The Children’s Room Center for Grieving Children & Teenagers is the first organization of its kind in the Boston area to offer ongoing bereavement support to children and teenagers. The Insight/Foresight Grant will be used to purchase art supplies for bereaved children, ages three to 17, who seek a safe and caring place to receive peer support and guidance from trained volunteers.
Said Albert W. Wallis, executive director of the Brown Rudnick Charitable Foundation Corp., “We are pleased to award Insight/Foresight Grants to these diverse but equally compelling educational programs.”

The justices of the Supreme Judicial Court recently appointed three new members and reappointed four members to the Committee for Public Counsel Services for three-year terms. New appointees include Boston University School of Law Associate Clinical Professor and MBA member Eva. S. Nilsen, who teaches and supervises students in the Criminal Justice Clinic and also teaches and writes about criminal law. She has also been a visiting professor at the University of the Punjab Law College in Lahore, Pakistan, and at the University of Witwatersrand in Johannesburg, South Africa.

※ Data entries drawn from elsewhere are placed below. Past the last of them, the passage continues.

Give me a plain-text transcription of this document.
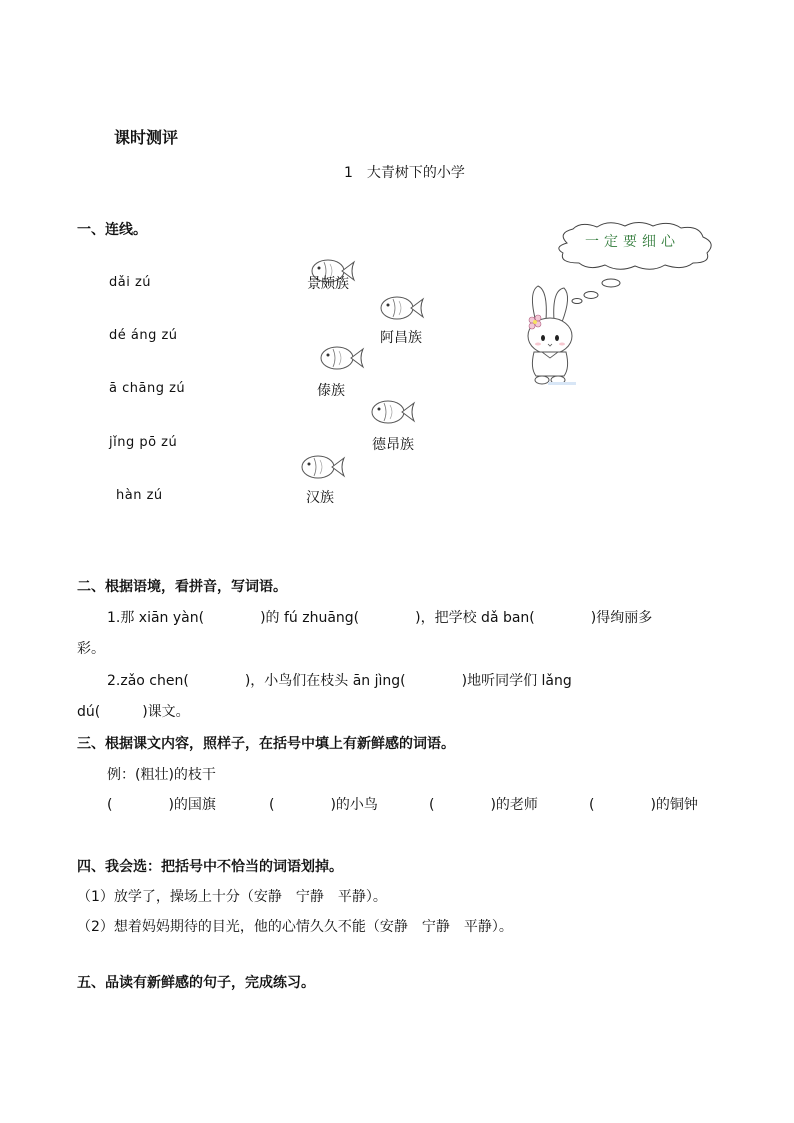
课时测评
1　大青树下的小学
一、连线。
dǎi zú
dé áng zú
ā chāng zú
jǐng pō zú
hàn zú
景颇族
阿昌族
傣族
德昂族
汉族
一定要细心
二、根据语境，看拼音，写词语。
1.那 xiān yàn(　　　　)的 fú zhuāng(　　　　)，把学校 dǎ ban(　　　　)得绚丽多
彩。
2.zǎo chen(　　　　)，小鸟们在枝头 ān jìng(　　　　)地听同学们 lǎng
dú(　　　)课文。
三、根据课文内容，照样子，在括号中填上有新鲜感的词语。
例：(粗壮)的枝干
(　　　　)的国旗	(　　　　)的小鸟	(　　　　)的老师	(　　　　)的铜钟
四、我会选：把括号中不恰当的词语划掉。
（1）放学了，操场上十分（安静　宁静　平静）。
（2）想着妈妈期待的目光，他的心情久久不能（安静　宁静　平静）。
五、品读有新鲜感的句子，完成练习。
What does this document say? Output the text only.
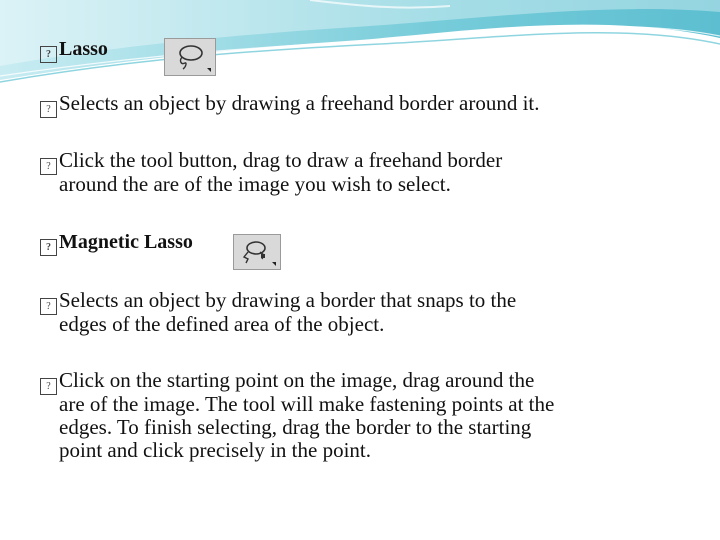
? Lasso
? Selects an object by drawing a freehand border around it.
? Click the tool button, drag to draw a freehand border
around the are of the image you wish to select.
? Magnetic Lasso
? Selects an object by drawing a border that snaps to the
edges of the defined area of the object.
? Click on the starting point on the image, drag around the
are of the image. The tool will make fastening points at the
edges. To finish selecting, drag the border to the starting
point and click precisely in the point.
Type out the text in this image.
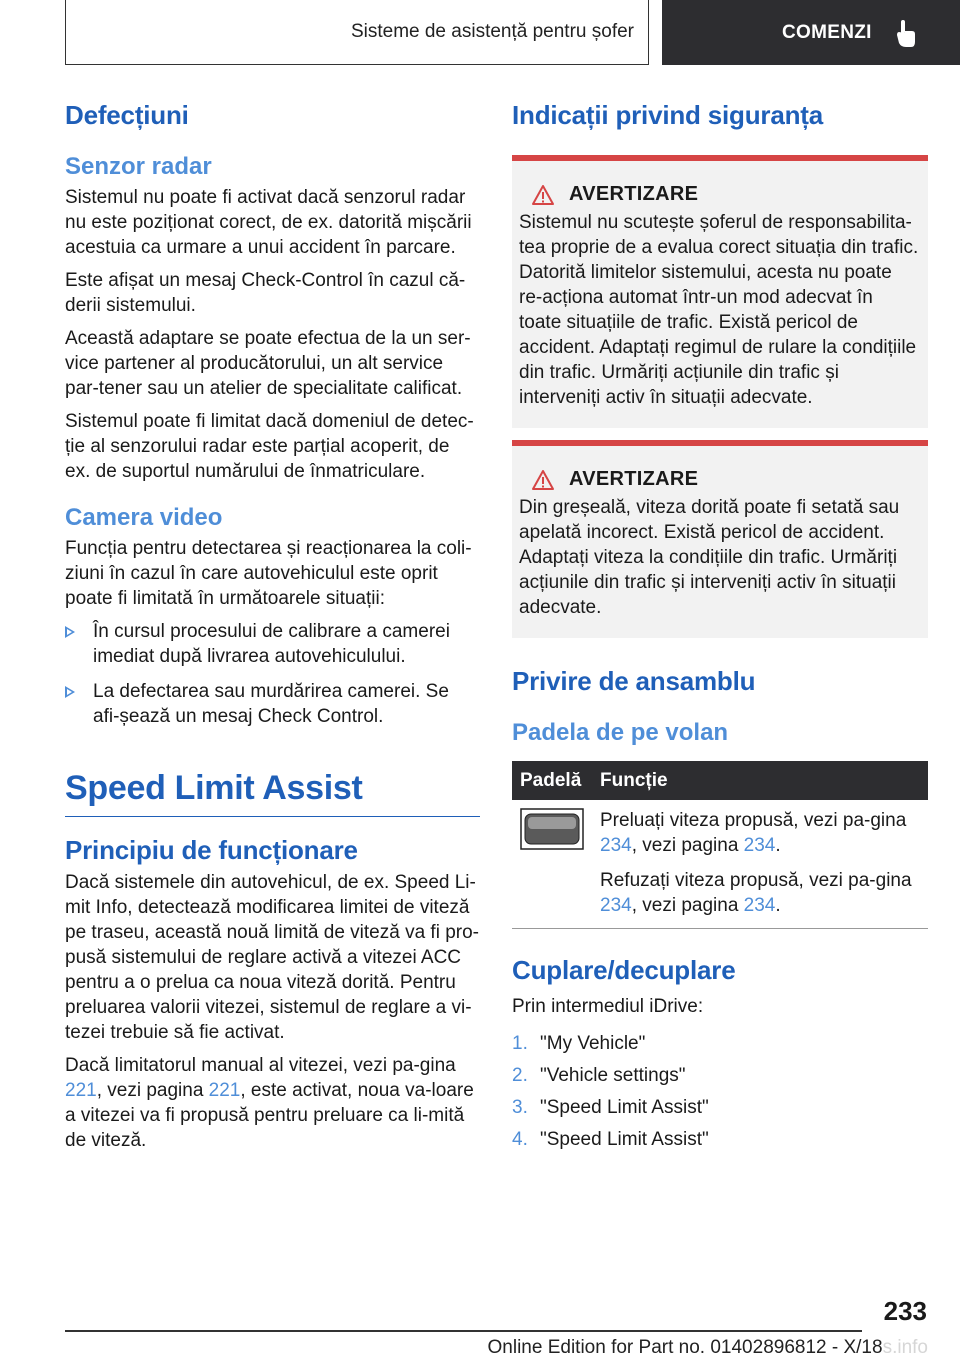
Sisteme de asistență pentru șofer	COMENZI
Defecțiuni
Senzor radar

Sistemul nu poate fi activat dacă senzorul radar nu este poziționat corect, de ex. datorită mișcării acestuia ca urmare a unui accident în parcare.

Este afișat un mesaj Check-Control în cazul că-derii sistemului.

Această adaptare se poate efectua de la un ser-vice partener al producătorului, un alt service par-tener sau un atelier de specialitate calificat.

Sistemul poate fi limitat dacă domeniul de detec-ție al senzorului radar este parțial acoperit, de ex. de suportul numărului de înmatriculare.

Camera video

Funcția pentru detectarea și reacționarea la coli-ziuni în cazul în care autovehiculul este oprit poate fi limitată în următoarele situații:

În cursul procesului de calibrare a camerei imediat după livrarea autovehiculului.
La defectarea sau murdărirea camerei. Se afi-șează un mesaj Check Control.
Speed Limit Assist
Principiu de funcționare

Dacă sistemele din autovehicul, de ex. Speed Li-mit Info, detectează modificarea limitei de viteză pe traseu, această nouă limită de viteză va fi pro-pusă sistemului de reglare activă a vitezei ACC pentru a o prelua ca noua viteză dorită. Pentru preluarea valorii vitezei, sistemul de reglare a vi-tezei trebuie să fie activat.

Dacă limitatorul manual al vitezei, vezi pa-gina 221, vezi pagina 221, este activat, noua va-loare a vitezei va fi propusă pentru preluare ca li-mită de viteză.

Indicații privind siguranța
AVERTIZARE

Sistemul nu scutește șoferul de responsabilita-tea proprie de a evalua corect situația din trafic. Datorită limitelor sistemului, acesta nu poate re-acționa automat într-un mod adecvat în toate situațiile de trafic. Există pericol de accident. Adaptați regimul de rulare la condițiile din trafic. Urmăriți acțiunile din trafic și interveniți activ în situații adecvate.

AVERTIZARE

Din greșeală, viteza dorită poate fi setată sau apelată incorect. Există pericol de accident. Adaptați viteza la condițiile din trafic. Urmăriți acțiunile din trafic și interveniți activ în situații adecvate.

Privire de ansamblu
Padela de pe volan
Padelă	Funcție

Preluați viteza propusă, vezi pa-gina 234, vezi pagina 234.

Refuzați viteza propusă, vezi pa-gina 234, vezi pagina 234.

Cuplare/decuplare

Prin intermediul iDrive:

1. "My Vehicle"
2. "Vehicle settings"
3. "Speed Limit Assist"
4. "Speed Limit Assist"
233
Online Edition for Part no. 01402896812 - X/18s.info
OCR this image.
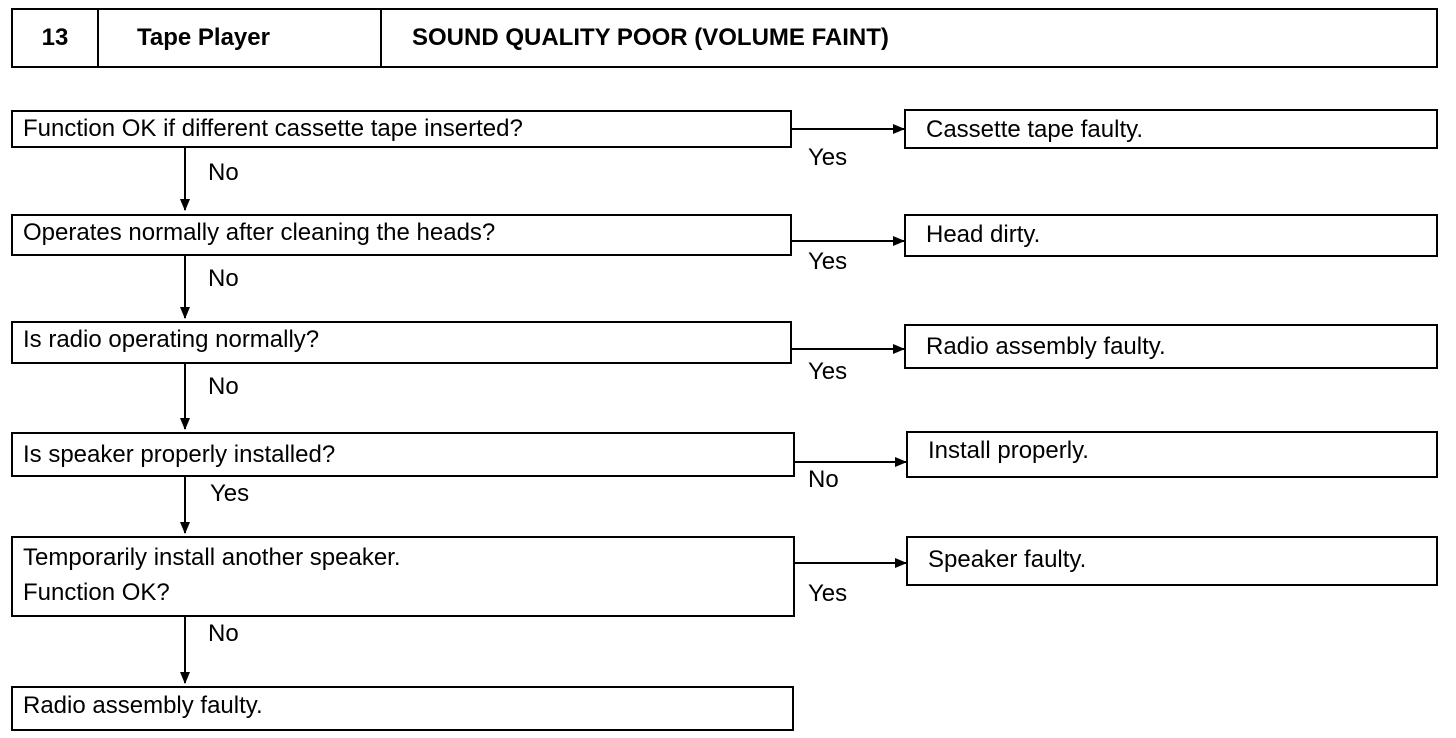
13	Tape Player	SOUND QUALITY POOR (VOLUME FAINT)
Function OK if different cassette tape inserted?	Cassette tape faulty.
Yes
No
Operates normally after cleaning the heads?	Head dirty.
Yes
No
Is radio operating normally?	Radio assembly faulty.
Yes
No
Is speaker properly installed?	Install properly.
No
Yes
Temporarily install another speaker.
Function OK?
Speaker faulty.
Yes
No
Radio assembly faulty.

Reappointees include attorneys and MBA members Ann V. Crowley, Salem; Judith Lindahl, Boston; and Robert H. Quinn, Quinn & Morris, Boston.

The American Academy of Matrimonial Lawyers has developed and approved the first Model Family Arbitration Act. Members of the AAML Arbitration Committee include attorney William M. Levine, Lee Levine & Bowser LLP, Boston. Arbitration is an alternative to litigation of contested marital dissolution issues, and supporters say it can be faster and more efficient. The model act provides a template to states that want to craft family law arbitration legislation.
Peter C. Bennett has joined CATIC, New England’s largest domestic title insurer, in the company’s Wellesley, Mass., office. He will be working with law firms in eastern Massachusetts to build awareness of the value of attorneys in the closing process. Prior to joining CATIC, Bennett was in private practice in Barnstable, Mass., where he specialized in real estate law, conveyancing, estate planning, probate and civil practice.

Robert M. Lippman, who practiced in Boston from 1981 through 1991, has been elected president of the Defense Trial Lawyers Association of Western New York.  He is currently managing attorney of Lippman & O’Connor in Buffalo.

Alternatives for Community & Environment presented its ACE Founders’ Award to Anderson & Kreiger LLP of Cambridge in May. ACE is an environmental justice group based in Roxbury, and the award recognizes the outstanding pro bono assistance provided to Massachusetts community groups that are battling to achieve environmental justice in their neighborhoods. Anderson & Kreiger partner George A. Hall, Jr., expressed “our deep appreciation for this award and our continuing commitment to helping ACE achieve environmental justice for those who, in many ways, need it most.”
The firm’s recent work has helped citizens from downtown Boston to Martha’s Vineyard confront issues such as defective gas pipes in streets, water pollution, proposed siting of a bioterrorism lab, and preservation of a park. Spearheading these and other projects were Anderson & Kreiger attorneys Stephen Anderson, Arthur Kreiger, Elizabeth Pyle, Douglas Wilkins, and Jeffrey Roelofs.